Corpo do artigo
Temos muitas vezes uma perceção negativa sobre a saúde da nossa democracia, estendendo esse pessimismo a outras dimensões da nossa vida comum, como a educação, a saúde ou o desenvolvimento. É verdade que temos muitos problemas por resolver, designadamente o das desigualdades e do crescimento, ou o da qualificação da nossa população adulta. Porém, da consciência ou do conhecimento desses problemas deve resultar ação e não lamentação. E, para saber o que fazer, requer-se que se distinga o que fazemos mal, do que fazemos bem. Pensar que tudo está mal é o primeiro passo para substituir a ação pela lamentação.
Vem isto a propósito da publicação, em março, do último Democracy Report, produzido anualmente pelo V-Dem Institute da Universidade de Gotemburgo. O número de 2021 começa por apresentar, como nos anos anteriores, uma atualização sobre o estado da democracia liberal no Mundo, medido pelo Índice de Democracia Liberal. Mas não só, apresenta-nos, ainda, uma avaliação dos efeitos das medidas de proteção contra a covid, designadamente o confinamento, na saúde das democracias liberais nos vários países do Mundo. Destaco duas conclusões deste relatório.

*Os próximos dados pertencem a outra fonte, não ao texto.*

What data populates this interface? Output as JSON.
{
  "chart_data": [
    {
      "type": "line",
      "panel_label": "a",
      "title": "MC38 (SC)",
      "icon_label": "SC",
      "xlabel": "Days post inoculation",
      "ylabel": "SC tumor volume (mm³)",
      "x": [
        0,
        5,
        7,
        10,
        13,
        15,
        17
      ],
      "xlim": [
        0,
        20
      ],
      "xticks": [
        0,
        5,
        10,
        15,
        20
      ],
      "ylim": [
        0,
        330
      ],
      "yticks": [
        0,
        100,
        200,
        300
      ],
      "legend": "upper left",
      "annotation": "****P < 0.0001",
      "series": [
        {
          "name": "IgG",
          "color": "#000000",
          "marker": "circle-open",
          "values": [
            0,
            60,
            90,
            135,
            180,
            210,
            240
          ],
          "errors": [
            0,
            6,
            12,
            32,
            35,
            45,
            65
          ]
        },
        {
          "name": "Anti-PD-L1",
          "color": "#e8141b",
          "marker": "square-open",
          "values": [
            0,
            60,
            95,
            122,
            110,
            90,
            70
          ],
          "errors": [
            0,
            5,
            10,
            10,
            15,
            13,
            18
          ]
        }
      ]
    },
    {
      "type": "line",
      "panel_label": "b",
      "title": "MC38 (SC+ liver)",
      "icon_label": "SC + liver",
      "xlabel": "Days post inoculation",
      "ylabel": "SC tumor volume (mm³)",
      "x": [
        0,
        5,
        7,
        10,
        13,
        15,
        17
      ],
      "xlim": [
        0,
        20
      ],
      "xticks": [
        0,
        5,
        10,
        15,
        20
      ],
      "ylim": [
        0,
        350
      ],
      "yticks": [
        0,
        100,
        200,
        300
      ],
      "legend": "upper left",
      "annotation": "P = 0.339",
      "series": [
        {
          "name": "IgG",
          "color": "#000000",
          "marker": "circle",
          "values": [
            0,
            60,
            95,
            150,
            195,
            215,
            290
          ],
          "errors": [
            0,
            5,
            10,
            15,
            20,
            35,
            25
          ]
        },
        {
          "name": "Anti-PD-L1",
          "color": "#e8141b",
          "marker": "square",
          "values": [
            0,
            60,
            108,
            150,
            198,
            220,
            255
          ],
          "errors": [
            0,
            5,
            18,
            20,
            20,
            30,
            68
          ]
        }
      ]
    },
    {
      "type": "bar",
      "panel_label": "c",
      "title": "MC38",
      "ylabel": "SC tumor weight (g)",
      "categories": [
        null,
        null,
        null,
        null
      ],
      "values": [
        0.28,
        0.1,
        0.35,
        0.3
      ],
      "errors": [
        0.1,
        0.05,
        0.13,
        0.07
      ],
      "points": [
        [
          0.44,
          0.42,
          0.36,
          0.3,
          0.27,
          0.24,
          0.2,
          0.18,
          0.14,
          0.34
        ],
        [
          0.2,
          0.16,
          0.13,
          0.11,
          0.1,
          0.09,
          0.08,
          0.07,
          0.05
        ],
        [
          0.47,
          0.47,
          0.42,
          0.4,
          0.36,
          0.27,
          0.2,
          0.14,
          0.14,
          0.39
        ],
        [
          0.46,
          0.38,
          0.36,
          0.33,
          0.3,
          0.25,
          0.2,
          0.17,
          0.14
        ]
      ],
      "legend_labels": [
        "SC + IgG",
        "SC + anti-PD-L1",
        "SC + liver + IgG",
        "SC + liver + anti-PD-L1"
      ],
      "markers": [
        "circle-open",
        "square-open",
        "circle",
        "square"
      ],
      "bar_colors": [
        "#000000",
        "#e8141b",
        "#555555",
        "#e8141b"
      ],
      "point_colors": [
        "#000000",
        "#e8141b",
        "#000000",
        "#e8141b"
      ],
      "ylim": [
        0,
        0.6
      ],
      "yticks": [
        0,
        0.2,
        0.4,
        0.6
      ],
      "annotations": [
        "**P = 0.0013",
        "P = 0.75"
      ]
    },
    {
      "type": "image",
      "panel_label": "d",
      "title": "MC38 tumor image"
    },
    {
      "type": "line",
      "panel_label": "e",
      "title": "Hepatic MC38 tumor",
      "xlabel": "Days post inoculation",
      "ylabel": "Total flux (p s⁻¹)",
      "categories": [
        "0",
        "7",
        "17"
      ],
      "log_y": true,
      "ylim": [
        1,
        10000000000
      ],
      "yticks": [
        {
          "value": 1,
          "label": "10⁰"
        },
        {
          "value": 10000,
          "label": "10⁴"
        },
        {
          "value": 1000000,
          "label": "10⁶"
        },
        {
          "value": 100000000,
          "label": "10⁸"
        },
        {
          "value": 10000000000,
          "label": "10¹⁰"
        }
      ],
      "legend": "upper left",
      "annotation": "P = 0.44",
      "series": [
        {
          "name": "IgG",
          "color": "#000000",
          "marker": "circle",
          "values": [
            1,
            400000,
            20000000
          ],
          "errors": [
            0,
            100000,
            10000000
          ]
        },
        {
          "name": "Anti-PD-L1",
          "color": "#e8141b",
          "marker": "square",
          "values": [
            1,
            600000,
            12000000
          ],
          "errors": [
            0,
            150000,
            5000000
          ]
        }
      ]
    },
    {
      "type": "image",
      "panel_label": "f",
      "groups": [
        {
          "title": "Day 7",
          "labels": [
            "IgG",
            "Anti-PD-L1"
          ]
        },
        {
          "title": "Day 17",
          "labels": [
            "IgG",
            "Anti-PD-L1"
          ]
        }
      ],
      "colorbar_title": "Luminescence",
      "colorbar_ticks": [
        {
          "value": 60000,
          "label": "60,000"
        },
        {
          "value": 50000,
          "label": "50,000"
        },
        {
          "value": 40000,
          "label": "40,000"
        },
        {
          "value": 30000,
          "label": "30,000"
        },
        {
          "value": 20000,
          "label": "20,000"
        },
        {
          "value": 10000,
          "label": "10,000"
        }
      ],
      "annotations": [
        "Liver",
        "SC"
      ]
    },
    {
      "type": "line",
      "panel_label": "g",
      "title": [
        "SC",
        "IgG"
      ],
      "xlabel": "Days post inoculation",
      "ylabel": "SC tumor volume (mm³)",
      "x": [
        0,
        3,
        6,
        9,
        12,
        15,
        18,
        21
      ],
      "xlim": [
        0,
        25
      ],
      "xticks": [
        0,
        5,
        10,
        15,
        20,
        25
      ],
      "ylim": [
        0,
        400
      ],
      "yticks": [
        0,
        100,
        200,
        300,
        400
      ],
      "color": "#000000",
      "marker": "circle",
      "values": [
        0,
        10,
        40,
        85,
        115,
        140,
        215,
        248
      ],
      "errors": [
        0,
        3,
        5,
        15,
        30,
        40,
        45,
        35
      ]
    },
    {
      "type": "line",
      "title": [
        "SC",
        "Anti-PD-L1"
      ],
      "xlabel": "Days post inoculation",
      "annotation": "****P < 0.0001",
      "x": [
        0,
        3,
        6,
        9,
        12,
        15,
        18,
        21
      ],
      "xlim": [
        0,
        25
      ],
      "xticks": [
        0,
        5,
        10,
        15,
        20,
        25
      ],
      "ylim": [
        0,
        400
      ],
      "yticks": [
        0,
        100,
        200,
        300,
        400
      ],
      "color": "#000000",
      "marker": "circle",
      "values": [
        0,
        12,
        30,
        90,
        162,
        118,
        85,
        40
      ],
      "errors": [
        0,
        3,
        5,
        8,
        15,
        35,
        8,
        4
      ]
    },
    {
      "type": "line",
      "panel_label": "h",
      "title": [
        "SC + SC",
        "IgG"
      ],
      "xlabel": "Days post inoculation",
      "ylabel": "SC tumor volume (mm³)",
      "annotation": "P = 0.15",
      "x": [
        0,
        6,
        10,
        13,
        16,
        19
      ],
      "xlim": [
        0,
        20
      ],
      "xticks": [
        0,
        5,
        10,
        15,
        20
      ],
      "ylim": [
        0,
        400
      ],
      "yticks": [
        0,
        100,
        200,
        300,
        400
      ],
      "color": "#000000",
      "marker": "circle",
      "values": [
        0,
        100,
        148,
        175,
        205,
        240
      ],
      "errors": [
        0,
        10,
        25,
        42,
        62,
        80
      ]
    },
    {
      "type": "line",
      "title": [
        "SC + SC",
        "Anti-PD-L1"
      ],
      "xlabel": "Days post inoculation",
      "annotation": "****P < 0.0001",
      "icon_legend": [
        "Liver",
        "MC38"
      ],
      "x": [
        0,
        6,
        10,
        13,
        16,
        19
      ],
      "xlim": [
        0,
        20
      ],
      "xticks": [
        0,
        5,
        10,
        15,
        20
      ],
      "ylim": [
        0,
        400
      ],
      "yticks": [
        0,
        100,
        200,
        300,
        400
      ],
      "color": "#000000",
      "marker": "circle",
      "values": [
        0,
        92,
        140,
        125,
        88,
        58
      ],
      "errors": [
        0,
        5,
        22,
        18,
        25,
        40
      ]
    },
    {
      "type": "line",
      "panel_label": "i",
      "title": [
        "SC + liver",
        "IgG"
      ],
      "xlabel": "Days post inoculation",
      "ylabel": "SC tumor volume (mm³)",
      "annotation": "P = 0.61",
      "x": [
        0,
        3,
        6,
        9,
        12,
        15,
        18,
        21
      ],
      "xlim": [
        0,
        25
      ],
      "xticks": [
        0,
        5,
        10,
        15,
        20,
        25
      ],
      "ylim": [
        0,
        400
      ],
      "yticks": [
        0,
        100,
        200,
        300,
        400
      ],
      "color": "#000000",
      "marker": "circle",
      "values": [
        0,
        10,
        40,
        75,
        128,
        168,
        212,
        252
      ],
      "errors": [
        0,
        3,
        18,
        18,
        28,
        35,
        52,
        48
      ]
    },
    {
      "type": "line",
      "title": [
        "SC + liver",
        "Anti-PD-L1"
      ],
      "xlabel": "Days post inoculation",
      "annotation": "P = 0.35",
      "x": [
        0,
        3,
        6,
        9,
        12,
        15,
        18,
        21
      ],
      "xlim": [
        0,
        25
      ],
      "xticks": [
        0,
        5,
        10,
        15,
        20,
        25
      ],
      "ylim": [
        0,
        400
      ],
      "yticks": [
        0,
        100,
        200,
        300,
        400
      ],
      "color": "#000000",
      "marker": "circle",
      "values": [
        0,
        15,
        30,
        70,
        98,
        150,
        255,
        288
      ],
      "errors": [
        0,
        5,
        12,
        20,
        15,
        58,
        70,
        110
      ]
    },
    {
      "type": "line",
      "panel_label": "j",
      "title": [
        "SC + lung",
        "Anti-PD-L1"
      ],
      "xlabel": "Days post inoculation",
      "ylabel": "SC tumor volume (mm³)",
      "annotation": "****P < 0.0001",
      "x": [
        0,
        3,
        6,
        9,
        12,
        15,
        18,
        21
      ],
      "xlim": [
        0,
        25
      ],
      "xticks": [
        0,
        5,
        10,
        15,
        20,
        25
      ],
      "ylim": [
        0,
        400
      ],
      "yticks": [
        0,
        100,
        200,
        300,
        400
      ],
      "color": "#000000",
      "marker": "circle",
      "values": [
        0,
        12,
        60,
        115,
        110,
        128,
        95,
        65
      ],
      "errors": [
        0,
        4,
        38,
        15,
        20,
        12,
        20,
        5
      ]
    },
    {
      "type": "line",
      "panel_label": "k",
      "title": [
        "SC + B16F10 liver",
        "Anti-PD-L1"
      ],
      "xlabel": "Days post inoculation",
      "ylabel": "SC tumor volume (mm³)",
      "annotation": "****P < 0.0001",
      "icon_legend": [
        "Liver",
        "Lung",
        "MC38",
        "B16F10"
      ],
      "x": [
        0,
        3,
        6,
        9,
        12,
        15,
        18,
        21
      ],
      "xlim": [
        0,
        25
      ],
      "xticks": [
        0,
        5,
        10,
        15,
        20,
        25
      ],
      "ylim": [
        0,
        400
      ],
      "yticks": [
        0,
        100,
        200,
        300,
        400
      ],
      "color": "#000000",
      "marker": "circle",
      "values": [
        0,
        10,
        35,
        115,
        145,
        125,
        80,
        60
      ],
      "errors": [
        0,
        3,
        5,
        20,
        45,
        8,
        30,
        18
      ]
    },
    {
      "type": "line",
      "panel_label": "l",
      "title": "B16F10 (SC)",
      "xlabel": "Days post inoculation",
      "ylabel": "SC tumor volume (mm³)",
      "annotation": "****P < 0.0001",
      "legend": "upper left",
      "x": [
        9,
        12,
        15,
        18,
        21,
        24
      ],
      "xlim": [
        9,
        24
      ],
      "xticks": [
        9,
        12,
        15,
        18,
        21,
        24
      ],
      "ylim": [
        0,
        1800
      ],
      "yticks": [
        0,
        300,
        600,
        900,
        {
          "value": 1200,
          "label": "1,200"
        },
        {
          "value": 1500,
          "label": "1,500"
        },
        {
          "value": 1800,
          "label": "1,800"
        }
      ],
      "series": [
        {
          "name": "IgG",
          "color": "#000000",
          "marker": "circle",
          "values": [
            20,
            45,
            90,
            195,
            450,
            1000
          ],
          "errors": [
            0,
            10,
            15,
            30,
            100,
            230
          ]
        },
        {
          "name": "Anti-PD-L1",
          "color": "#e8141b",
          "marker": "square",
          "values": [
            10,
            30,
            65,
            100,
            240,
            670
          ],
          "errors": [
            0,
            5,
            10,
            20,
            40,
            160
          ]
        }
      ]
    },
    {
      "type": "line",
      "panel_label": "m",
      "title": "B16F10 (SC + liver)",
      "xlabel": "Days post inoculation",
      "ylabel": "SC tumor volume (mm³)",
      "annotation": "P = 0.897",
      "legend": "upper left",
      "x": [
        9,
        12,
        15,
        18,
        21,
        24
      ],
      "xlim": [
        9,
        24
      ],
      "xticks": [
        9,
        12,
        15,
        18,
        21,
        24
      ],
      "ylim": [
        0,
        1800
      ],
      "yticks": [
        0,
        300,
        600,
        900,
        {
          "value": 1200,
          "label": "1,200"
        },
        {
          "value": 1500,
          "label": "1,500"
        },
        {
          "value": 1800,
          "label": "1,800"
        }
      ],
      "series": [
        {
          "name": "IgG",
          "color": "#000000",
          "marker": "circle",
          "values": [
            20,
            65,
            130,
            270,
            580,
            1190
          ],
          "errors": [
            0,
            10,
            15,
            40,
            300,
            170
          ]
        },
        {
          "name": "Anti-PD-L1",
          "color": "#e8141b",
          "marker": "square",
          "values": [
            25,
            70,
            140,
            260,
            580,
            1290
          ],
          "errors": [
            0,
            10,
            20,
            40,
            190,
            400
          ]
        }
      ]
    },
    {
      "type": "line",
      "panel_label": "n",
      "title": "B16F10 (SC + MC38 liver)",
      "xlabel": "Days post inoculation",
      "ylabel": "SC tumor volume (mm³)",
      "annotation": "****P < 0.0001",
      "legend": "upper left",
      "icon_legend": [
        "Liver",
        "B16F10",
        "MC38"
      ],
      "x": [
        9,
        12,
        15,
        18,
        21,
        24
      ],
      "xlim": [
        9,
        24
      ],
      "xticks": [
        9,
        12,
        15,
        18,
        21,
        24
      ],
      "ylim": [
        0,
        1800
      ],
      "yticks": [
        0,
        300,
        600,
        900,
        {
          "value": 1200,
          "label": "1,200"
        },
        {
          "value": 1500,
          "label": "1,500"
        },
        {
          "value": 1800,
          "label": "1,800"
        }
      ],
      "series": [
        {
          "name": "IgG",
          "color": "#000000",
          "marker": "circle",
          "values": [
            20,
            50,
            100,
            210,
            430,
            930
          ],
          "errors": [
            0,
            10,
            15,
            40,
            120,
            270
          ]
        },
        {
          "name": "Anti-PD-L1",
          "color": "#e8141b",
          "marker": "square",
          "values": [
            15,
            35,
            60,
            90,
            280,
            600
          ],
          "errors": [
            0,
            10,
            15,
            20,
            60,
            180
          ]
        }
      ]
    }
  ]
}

Em primeiro lugar, sobre os efeitos das medidas de proteção contra a covid. Estas medidas contribuíram para a deterioração da qualidade da democracia em muitos países e para o alastramento das autocracias. Ou seja, há hoje mais pessoas no Mundo a viver em regimes autocráticos e há mais países do Mundo em que se intensificaram as restrições e ameaças à liberdade de expressão ou aos meios de comunicação. Como se a autocracia ou a "autocratização" se tivessem elas próprias tornado virais.
A segunda conclusão respeita ao nosso país. No Índice de Democracia Liberal Portugal está classificado no top 10, isto é, está entre os 10% de países com uma vida democrática liberal de maior qualidade. São inúmeras as variáveis e indicadores que compõem o índice, mas podemos resumi-las em cinco grandes grupos: processos eleitorais democráticos; garantias legais de igualdade perante a lei; liberdade de expressão, de associação e de participação; mecanismos de proteção das igualdades sociais, cívicas e de recursos; participação dos cidadãos nas instituições da sociedade civil e das instituições do poder democrático local. Portugal está igualmente bem colocado em todos estes domínios? Não, está mesmo particularmente mal no domínio da participação cívica e política. O que significa que é neste domínio que devemos concentrar esforços de melhoria do nosso sistema democrático.